Tightly Coupled Repetitive Blast-Induced Traumatic Brain Injury: Development and Characterization in Mice

A mouse model of repeated blast exposure was developed using a compressed air-driven shock tube, to study the increase in severity of traumatic brain injury (bTBI) after multiple blast exposures. Isoflurane anesthetized C57BL/6J mice were exposed to 13.9, 20.6, and 25 psi single blast overpressure (BOP1) and allowed to recover for 5 days. BOP1 at 20.6 psi showed a mortality rate of 2% and this pressure was used for three repeated blast exposures (BOP3) with 1 and 30 min intervals. Overall mortality rate in BOP3 was increased to 20%. After blast exposure, righting reflex time and body-weight loss were significantly higher in BOP3 animals compared to BOP1 animals.
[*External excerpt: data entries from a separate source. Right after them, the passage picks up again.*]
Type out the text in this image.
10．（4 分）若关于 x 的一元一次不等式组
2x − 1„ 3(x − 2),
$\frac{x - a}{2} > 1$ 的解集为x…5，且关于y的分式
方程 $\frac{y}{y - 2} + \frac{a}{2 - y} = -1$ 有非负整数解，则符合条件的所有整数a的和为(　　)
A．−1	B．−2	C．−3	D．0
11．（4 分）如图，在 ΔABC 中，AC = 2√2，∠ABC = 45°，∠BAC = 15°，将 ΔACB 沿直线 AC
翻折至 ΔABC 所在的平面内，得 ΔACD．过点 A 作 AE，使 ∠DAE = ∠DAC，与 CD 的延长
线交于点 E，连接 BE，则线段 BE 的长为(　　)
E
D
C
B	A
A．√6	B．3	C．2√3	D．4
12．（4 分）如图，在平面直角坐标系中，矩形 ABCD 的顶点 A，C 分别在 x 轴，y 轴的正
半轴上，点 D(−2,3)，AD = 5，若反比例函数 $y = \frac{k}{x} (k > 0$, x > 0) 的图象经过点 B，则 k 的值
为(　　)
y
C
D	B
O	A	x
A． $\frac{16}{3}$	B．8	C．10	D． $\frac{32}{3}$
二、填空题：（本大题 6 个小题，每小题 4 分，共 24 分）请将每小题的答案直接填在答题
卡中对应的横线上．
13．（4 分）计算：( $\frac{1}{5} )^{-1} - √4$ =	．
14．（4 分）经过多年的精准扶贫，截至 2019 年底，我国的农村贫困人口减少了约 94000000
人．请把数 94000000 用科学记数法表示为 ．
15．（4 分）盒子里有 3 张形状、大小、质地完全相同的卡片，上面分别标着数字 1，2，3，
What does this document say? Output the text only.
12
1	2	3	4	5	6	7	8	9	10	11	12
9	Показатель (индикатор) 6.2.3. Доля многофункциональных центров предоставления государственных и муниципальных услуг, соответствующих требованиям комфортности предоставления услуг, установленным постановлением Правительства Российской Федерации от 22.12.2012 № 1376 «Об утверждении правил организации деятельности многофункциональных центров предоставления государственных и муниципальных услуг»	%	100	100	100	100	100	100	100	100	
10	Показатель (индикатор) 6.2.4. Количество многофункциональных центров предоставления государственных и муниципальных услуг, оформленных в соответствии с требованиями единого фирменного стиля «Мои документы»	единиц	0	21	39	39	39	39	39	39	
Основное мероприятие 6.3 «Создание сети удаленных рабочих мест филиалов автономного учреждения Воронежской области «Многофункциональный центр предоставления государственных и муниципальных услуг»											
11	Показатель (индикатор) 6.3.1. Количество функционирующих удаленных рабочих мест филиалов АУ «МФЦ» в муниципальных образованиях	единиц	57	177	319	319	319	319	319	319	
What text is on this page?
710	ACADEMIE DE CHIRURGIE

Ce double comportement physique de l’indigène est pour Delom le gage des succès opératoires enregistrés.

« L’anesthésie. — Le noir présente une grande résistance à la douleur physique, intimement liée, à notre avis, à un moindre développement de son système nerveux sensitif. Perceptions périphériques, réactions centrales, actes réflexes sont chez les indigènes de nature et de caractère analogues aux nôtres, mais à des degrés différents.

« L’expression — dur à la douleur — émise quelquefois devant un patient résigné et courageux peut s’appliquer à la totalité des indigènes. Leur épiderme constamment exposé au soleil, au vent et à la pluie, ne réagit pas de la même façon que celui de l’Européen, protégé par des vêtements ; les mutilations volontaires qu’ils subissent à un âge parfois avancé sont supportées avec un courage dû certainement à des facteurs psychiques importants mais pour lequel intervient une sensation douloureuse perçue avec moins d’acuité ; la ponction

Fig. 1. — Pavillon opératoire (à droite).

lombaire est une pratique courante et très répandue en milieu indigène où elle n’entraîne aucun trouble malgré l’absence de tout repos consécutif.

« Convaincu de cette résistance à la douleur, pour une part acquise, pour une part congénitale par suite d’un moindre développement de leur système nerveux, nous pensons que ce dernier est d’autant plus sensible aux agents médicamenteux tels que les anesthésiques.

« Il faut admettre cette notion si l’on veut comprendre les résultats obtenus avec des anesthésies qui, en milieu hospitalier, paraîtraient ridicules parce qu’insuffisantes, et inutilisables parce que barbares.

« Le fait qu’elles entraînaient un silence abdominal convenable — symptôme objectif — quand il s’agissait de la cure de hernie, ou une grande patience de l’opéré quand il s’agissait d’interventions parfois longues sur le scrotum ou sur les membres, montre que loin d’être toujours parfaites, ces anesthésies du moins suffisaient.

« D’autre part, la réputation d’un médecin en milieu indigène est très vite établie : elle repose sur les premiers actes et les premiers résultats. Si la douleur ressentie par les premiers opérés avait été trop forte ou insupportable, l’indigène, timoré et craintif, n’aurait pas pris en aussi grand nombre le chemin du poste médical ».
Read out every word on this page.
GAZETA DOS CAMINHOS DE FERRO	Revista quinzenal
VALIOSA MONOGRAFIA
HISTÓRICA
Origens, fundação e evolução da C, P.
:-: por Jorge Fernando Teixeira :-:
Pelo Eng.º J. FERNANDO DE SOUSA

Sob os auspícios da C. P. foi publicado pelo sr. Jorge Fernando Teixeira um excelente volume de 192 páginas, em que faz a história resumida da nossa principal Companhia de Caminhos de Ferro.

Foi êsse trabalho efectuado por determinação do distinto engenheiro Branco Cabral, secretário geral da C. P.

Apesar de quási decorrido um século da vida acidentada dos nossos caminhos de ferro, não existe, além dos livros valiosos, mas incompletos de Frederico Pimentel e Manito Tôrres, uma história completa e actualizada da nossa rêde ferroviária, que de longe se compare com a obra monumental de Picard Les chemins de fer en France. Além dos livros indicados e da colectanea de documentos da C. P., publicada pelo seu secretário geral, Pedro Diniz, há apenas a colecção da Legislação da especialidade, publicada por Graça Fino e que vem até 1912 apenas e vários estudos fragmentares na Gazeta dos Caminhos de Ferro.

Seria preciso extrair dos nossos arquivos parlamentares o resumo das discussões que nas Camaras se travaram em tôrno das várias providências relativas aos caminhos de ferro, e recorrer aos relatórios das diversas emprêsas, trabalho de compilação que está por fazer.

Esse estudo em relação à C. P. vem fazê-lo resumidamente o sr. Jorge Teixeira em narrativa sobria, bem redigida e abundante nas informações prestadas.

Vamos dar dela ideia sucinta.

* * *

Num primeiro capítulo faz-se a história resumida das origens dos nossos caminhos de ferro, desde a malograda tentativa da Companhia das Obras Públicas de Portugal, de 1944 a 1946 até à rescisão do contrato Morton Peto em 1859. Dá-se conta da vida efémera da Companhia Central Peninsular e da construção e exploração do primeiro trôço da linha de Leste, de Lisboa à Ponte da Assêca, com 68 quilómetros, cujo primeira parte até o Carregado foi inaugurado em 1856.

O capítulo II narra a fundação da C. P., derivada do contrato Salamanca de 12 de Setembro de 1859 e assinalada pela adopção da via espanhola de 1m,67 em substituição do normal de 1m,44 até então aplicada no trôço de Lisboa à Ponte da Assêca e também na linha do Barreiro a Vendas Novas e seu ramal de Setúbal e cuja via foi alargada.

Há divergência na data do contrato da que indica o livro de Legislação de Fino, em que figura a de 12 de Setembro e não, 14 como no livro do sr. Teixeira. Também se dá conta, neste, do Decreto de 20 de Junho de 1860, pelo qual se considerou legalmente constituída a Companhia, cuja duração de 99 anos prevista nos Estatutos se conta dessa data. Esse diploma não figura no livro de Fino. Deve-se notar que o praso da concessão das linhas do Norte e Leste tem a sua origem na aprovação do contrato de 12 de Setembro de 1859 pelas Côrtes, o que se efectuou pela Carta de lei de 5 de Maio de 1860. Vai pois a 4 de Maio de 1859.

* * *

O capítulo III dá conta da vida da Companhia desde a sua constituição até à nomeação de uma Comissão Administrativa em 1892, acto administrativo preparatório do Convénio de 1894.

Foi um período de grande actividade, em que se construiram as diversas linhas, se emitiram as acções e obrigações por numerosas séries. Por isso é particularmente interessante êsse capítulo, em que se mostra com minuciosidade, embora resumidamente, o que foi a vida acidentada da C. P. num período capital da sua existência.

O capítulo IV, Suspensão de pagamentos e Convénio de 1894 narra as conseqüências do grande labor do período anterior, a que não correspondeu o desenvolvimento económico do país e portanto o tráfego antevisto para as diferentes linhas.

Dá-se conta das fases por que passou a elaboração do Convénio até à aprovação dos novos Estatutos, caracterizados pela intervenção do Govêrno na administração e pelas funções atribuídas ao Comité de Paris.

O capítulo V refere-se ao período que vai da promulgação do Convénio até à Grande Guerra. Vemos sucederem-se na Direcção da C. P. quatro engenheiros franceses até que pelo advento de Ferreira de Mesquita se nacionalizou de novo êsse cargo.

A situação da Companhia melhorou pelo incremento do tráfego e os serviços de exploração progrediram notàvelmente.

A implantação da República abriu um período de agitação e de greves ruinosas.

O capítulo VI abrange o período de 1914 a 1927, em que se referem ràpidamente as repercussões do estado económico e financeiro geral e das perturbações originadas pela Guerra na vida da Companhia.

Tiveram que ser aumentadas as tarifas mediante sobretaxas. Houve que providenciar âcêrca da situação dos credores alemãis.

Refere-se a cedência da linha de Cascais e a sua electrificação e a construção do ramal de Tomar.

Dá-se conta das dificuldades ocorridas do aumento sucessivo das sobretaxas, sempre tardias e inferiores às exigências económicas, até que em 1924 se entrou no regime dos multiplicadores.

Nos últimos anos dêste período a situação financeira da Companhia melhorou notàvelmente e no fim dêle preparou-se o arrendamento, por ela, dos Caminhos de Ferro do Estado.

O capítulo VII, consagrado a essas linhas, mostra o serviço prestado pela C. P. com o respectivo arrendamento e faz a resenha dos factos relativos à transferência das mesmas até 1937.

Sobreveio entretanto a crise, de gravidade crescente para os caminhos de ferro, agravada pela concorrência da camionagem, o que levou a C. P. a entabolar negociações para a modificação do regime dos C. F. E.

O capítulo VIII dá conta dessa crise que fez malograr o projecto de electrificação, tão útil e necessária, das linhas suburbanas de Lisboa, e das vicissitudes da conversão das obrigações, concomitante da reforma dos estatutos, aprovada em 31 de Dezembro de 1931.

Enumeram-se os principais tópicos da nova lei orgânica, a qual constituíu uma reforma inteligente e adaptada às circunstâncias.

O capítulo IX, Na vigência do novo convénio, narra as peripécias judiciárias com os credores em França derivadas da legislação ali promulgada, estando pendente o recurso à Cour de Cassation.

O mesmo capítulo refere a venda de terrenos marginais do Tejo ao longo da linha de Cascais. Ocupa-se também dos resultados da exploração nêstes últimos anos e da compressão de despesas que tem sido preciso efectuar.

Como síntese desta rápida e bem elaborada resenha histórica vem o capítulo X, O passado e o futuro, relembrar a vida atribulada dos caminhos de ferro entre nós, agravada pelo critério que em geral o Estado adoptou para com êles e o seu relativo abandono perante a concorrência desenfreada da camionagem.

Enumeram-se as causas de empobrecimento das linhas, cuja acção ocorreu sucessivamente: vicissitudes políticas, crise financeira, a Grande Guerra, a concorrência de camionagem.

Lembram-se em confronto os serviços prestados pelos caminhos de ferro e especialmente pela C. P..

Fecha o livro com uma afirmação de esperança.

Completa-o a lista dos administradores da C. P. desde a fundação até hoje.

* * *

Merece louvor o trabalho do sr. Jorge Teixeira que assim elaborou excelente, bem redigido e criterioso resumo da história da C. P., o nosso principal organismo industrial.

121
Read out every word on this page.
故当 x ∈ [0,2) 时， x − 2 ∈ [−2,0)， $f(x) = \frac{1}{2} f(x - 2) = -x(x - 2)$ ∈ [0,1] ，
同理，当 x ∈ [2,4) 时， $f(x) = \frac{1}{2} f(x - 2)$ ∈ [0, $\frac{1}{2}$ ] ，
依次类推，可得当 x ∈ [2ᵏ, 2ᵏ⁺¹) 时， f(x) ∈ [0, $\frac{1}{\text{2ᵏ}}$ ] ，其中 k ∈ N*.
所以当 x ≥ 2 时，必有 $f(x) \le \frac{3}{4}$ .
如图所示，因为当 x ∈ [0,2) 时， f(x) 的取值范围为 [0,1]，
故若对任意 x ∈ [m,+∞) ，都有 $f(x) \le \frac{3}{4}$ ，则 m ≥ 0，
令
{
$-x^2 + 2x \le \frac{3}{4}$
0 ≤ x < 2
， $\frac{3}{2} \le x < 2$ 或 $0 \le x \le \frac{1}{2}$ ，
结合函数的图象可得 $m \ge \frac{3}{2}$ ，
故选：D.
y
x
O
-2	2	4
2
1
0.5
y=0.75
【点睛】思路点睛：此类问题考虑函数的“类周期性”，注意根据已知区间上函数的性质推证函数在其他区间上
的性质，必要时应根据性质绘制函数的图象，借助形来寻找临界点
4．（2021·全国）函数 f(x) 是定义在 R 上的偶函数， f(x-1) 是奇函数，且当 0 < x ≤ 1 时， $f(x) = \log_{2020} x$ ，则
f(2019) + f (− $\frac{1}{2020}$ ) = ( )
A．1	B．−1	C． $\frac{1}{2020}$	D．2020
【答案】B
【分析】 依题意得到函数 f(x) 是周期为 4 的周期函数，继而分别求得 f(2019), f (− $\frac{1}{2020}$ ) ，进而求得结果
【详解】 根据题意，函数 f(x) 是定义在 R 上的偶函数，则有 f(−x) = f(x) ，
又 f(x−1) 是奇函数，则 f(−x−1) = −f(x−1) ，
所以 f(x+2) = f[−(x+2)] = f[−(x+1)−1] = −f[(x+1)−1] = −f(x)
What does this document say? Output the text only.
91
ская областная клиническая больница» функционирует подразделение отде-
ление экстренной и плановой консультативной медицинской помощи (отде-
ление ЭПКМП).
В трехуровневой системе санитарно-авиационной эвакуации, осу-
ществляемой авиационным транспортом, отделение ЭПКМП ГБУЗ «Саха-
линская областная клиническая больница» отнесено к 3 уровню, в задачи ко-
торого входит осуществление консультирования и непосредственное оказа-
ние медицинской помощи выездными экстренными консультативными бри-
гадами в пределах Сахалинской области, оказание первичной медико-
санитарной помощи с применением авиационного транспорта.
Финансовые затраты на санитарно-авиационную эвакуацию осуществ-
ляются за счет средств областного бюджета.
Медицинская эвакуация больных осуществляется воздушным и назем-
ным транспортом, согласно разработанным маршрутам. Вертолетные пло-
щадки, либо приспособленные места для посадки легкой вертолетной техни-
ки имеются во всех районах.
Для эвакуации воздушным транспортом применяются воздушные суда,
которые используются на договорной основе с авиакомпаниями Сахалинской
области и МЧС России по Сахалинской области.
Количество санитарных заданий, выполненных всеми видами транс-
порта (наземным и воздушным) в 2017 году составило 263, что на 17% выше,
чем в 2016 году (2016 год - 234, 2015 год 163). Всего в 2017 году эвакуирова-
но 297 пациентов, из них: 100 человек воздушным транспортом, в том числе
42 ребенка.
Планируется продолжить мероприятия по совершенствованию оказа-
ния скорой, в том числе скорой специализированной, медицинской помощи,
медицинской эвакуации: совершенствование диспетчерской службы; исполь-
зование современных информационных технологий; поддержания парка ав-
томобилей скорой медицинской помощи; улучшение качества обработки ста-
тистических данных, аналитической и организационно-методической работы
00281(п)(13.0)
At 4 h, brain edema was significantly increased in BOP3 animals compared to sham controls. Reactive oxygen species in the cortex were increased significantly in BOP1 and BOP3 animals. Neuropathological analysis of the cerebellum and cerebral cortex showed dense silver precipitates in BOP3 animals, indicating the presence of diffuse axonal injury. Fluoro-Jade B staining showed increased intensity in the cortex of BOP3 animals indicating neurodegeneration. Rota Rod behavioral test showed a significant decrease in performance at 10 rpm following BOP1 or BOP3 at 2 h post-blast, which gradually recovered during the 5 days. At 20 rpm, the latency to fall was significantly decreased in both BOP1 and BOP3 animals and it did not recover in the majority of the animals through 5 days of testing. These data suggest that repeated blast exposures lead to increased impairment severity in multiple neurological parameters of TBI in mice.